Less is known about Salubris Biotherapeutics. The company’s website lists offices in Boston, Istanbul and a suburb of Paris. In May, Maryland Lt. Gov. Boyd Rutherford (R) attended the firm’s ribbon-cutting ceremony for its new headquarters in Gaithersburg, about 45 minutes southwest of Baltimore.
Shenzhen Salubris, known in China for its cardiovascular, cancer and diabetes treatments, acquired the U.S.-based Salubris Biotherapeutics in October. Sam Murphy, the firm’s head of international development, plans to speak about why Chinese investors are “pouring money into biotech” at a major industry conference in Boston next month.
Neither Salubris Biotherapeutics nor Shenzen Salubris responded to multiple requests for comment on Tuesday.
The National Institutes of Health defended its decision in a statement to HuffPost on Wednesday, arguing “an exclusive license incentivizes companies to invest in the development of early stage ... technologies so they can benefit public health.”
“NIH considers carefully when a technology should have an exclusive or non-exclusive license,” a spokesman said in the statement.

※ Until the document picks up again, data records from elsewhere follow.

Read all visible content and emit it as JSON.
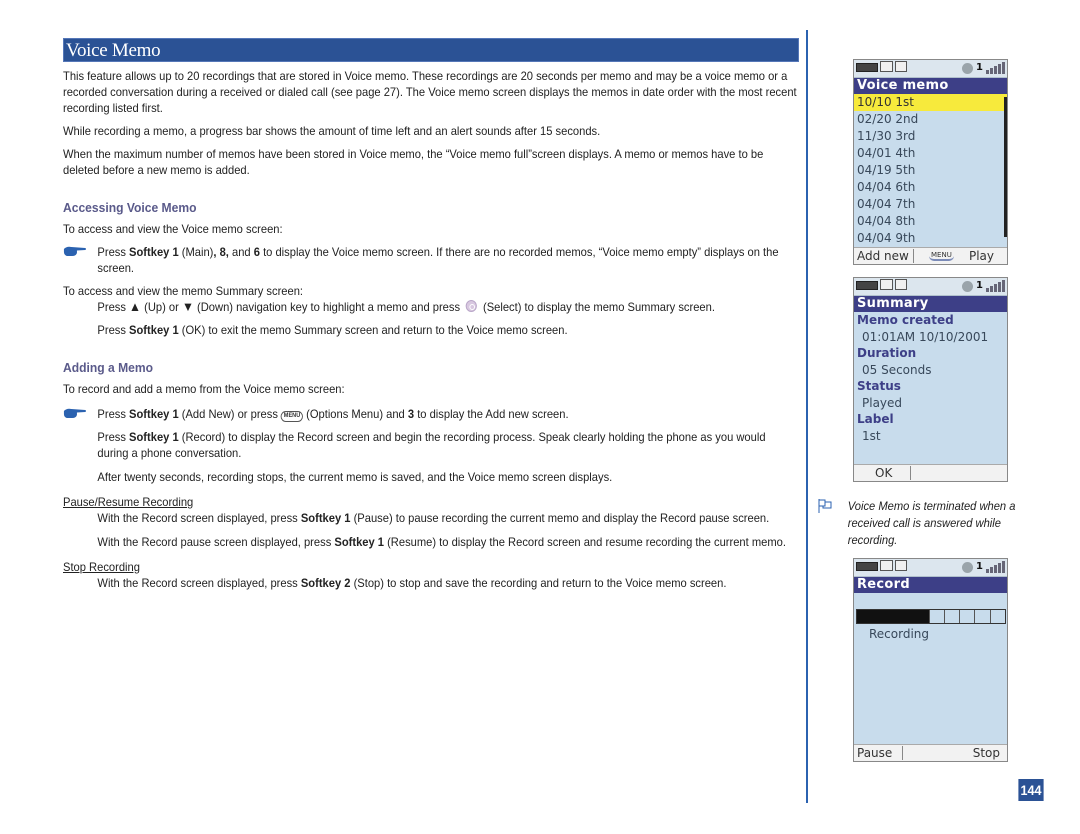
{
  "section_title": "Voice Memo",
  "intro": [
    "This feature allows up to 20 recordings that are stored in Voice memo. These recordings are 20 seconds per memo and may be a voice memo or a recorded conversation during a received or dialed call (see page 27). The Voice memo screen displays the memos in date order with the most recent recording listed first.",
    "While recording a memo, a progress bar shows the amount of time left and an alert sounds after 15 seconds.",
    "When the maximum number of memos have been stored in Voice memo, the “Voice memo full”screen displays. A memo or memos have to be deleted before a new memo is added."
  ],
  "accessing": {
    "heading": "Accessing Voice Memo",
    "lead": "To access and view the Voice memo screen:",
    "step1": {
      "pre": "Press ",
      "key": "Softkey 1",
      "mid": " (Main)",
      "keys2": ", 8,",
      "and": " and ",
      "key3": "6",
      "post": " to display the Voice memo screen. If there are no recorded memos, “Voice memo empty” displays on the screen."
    },
    "summary_lead": "To access and view the memo Summary screen:",
    "step2": {
      "pre": "Press ",
      "up": "▲",
      "mid1": " (Up) or ",
      "down": "▼",
      "mid2": " (Down) navigation key to highlight a memo and press ",
      "post": " (Select) to display the memo Summary screen."
    },
    "step3": {
      "pre": "Press ",
      "key": "Softkey 1",
      "post": " (OK) to exit the memo Summary screen and return to the Voice memo screen."
    }
  },
  "adding": {
    "heading": "Adding a Memo",
    "lead": "To record and add a memo from the Voice memo screen:",
    "step1": {
      "pre": "Press ",
      "key": "Softkey 1",
      "mid": " (Add New) or press ",
      "menu_key": "MENU",
      "mid2": " (Options Menu) and ",
      "key2": "3",
      "post": " to display the Add new screen."
    },
    "step2": {
      "pre": "Press ",
      "key": "Softkey 1",
      "post": " (Record) to display the Record screen and begin the recording process. Speak clearly holding the phone as you would during a phone conversation."
    },
    "step3": "After twenty seconds, recording stops, the current memo is saved, and the Voice memo screen displays.",
    "pause_heading": "Pause/Resume Recording",
    "pause1": {
      "pre": "With the Record screen displayed, press ",
      "key": "Softkey 1",
      "post": " (Pause) to pause recording the current memo and display the Record pause screen."
    },
    "pause2": {
      "pre": "With the Record pause screen displayed, press ",
      "key": "Softkey 1",
      "post": " (Resume) to display the Record screen and resume recording the current memo."
    },
    "stop_heading": "Stop Recording",
    "stop1": {
      "pre": "With the Record screen displayed, press ",
      "key": "Softkey 2",
      "post": " (Stop) to stop and save the recording and return to the Voice memo screen."
    }
  },
  "screens": {
    "voice_memo": {
      "status_call_line": "1",
      "title": "Voice memo",
      "items": [
        "10/10 1st",
        "02/20 2nd",
        "11/30 3rd",
        "04/01 4th",
        "04/19 5th",
        "04/04 6th",
        "04/04 7th",
        "04/04 8th",
        "04/04 9th"
      ],
      "selected_index": 0,
      "softkey_left": "Add new",
      "softkey_menu": "MENU",
      "softkey_right": "Play"
    },
    "summary": {
      "status_call_line": "1",
      "title": "Summary",
      "fields": [
        {
          "label": "Memo created",
          "value": "01:01AM 10/10/2001"
        },
        {
          "label": "Duration",
          "value": "05 Seconds"
        },
        {
          "label": "Status",
          "value": "Played"
        },
        {
          "label": "Label",
          "value": "1st"
        }
      ],
      "softkey_left": "OK"
    },
    "record": {
      "status_call_line": "1",
      "title": "Record",
      "progress_filled_segments": 5,
      "progress_total_segments": 10,
      "status_text": "Recording",
      "softkey_left": "Pause",
      "softkey_right": "Stop"
    }
  },
  "note": "Voice Memo is terminated when a received call is answered while recording.",
  "page_number": "144",
  "colors": {
    "title_bar": "#2b5295",
    "section_heading": "#5a5a8a",
    "divider": "#2b62b0",
    "phone_header": "#3d3f87",
    "phone_bg": "#c8dcec",
    "selected_item": "#f7ea3c"
  }
}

The treatment developed by the NIH uses therapeutic antibodies to target the harmful protein on cancerous cells. The two patents described in the license could be engineered to make the drug more precise and inhibit the growth of the cancer cells, according to Diane Singhroy, scientific and technical advisor to the Knowledge Ecology International.
The Washington, D.C.-based watchdog group, which spearheaded research into Sanofi’s proposed Zika license, submitted a letter on Tuesday to the NIH requesting more information about the deal with Salubris.
“Is anyone in the White House paying any attention to these NIH patent licenses?” Jamie Love, the director of KEI, asked in an email to HuffPost on Tuesday. “The NIH wants to turn this over, life of patent, with zero agreements on the price, to Ye Chenghai, the former mayor of Shenzhen, in total secrecy as regards every important element of the license.”
Love added: “It’s time to hold hearings on the NIH licensing practices, so people have a better understanding of what is going on.”
That seems unlikely to happen. The notice filed with the Federal Register provides for just 15 days of comment from the public. Those comments will not be published or made subject to a Freedom of Information Act request, according to the last paragraph of the notice.
The proposal is likely to roil the handful of lawmakers who have come out against monopoly deals like this.
The same day Sanders announced his bill in the Senate, Rep. Peter DeFazio (D-Ore.) introduced companion legislation in the House.
Last month, Sen. Angus King (I-Maine) tacked language onto the military spending bill that directed the Defense Department to break pricing monopolies when the cost of a taxpayer-funded drug is higher than the median price charged in countries that have at least half the per capita income of the United States.
Based on 2016 figures, that would apply to Japan, Germany, the United Kingdom, France, Italy, Canada and Australia. The Senate Armed Services Committee unanimously approved the directive.
Nine days later, Rep. Marcy Kaptur (D-Ohio) introduced a similar amendment in the Department of Health and Human Services spending bill making its way through the House of Representatives. In an interview on Tuesday afternoon, she said her constituents are suffering under high drug prices and vowed to fight the NIH proposal.
“For the NIH to do that would not be in the interest of the American public, which is who they’re supposed to be there for,” she told HuffPost by phone. “Something is really, really wrong with this system.”
This story has been updated with comments from Kaptur and the NIH.